Tuesday, April 7, 2009

Are we a Christian Nation?

This seemed to be a bit of a question on the world wide web today. President Obama made a comment in a speech that we are not a Christian nation. Also today, Vermont voted to legalize homosexual marriage. Also this weekend, portions of an explicit movie was shown at the University of Maryland in the name of free speech. I look around at the people in my workplace, in my neighborhood, and on TV. I look at the divorce rate. I look at the abundance of ethics probes and greed. If this is what a Christian nation looks like, then yipes. So I think that the President is correct. Our nation is not a Christian nation.
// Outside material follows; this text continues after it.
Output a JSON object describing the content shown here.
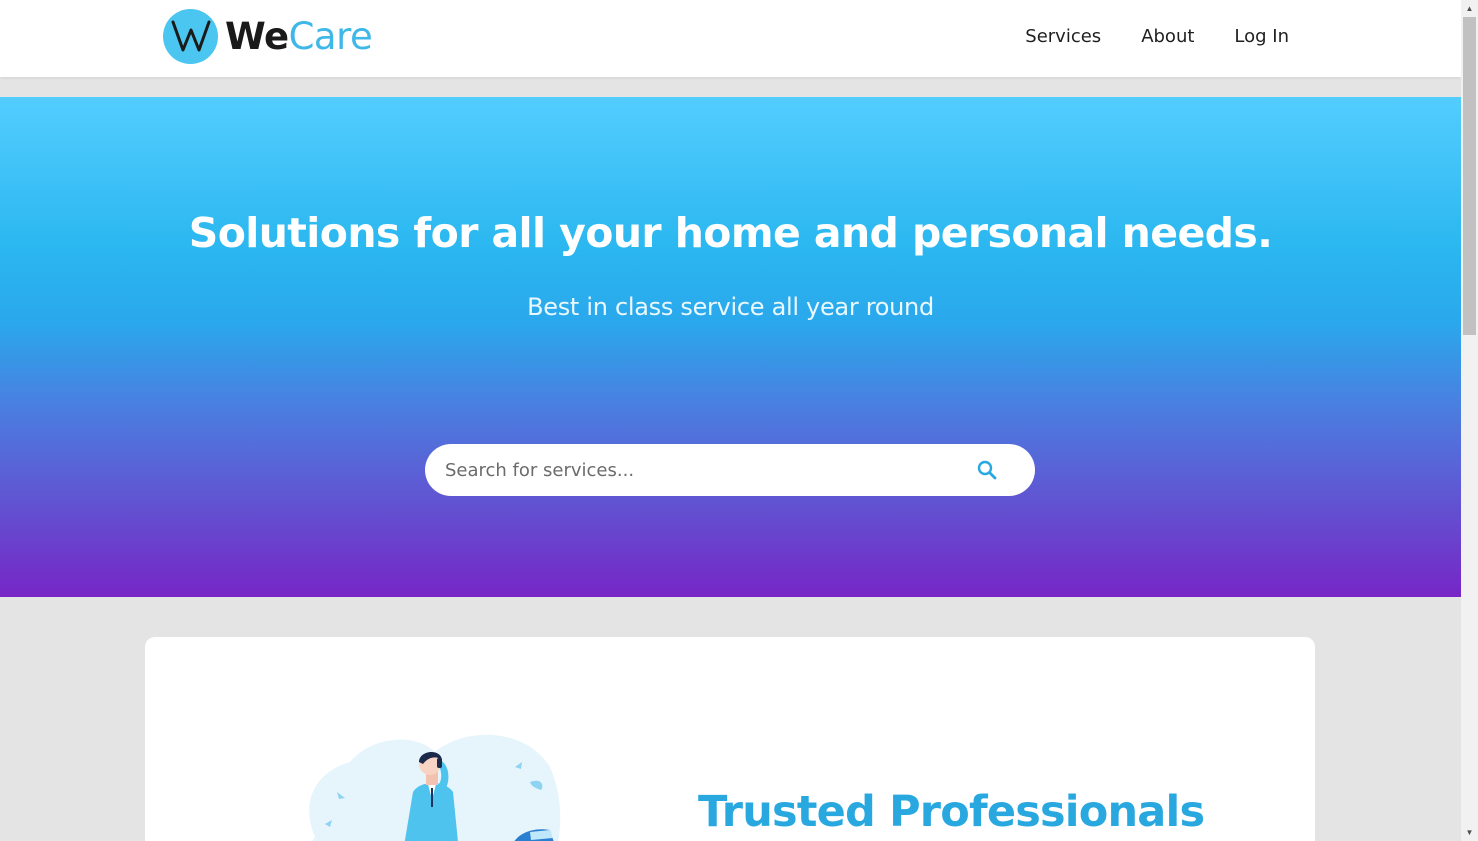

I wish it was, but I think that we will not be in a true Christian nation until the end times. This is not to say that we shouldn't try and influence our nation to have more Christian values. We should definitely desire for our nation to have stronger Christian values. Thoughts?

1 comment:

Rusty S. Deford said...

Just happened across this on the Pillar Church website, where my daughter and her fiance are planning on visiting soon.
re: the Christian nation- never was nor could ever be. Christian"ized", as in based (albeit remotely now) on Judeo-Christian moral principles, yes. I think Pres. BO said the right thing for the wrong reasons. This runs alongside the fact that less Americans are checking the "Christian" box in religion polls. I tend to agree w/Al Mohler that this is not a terrible thing, in that now people aren't necessarily categorizing themselves as Christian because their parents/grandparents/ancestors were, or their surname is on a church window somewhere. It is better to know where we need to start in evangelizing individuals. Israel was in the physical sense "God's people", but merely a picture of what was to come in Christ. Hearts of flesh (grace through Jesus Christ) replaced hearts of stone (mosaic law). A nation full of Christians would be nice, indeed, and something we should strive for in our seed planting. But a Christian nation- can't be.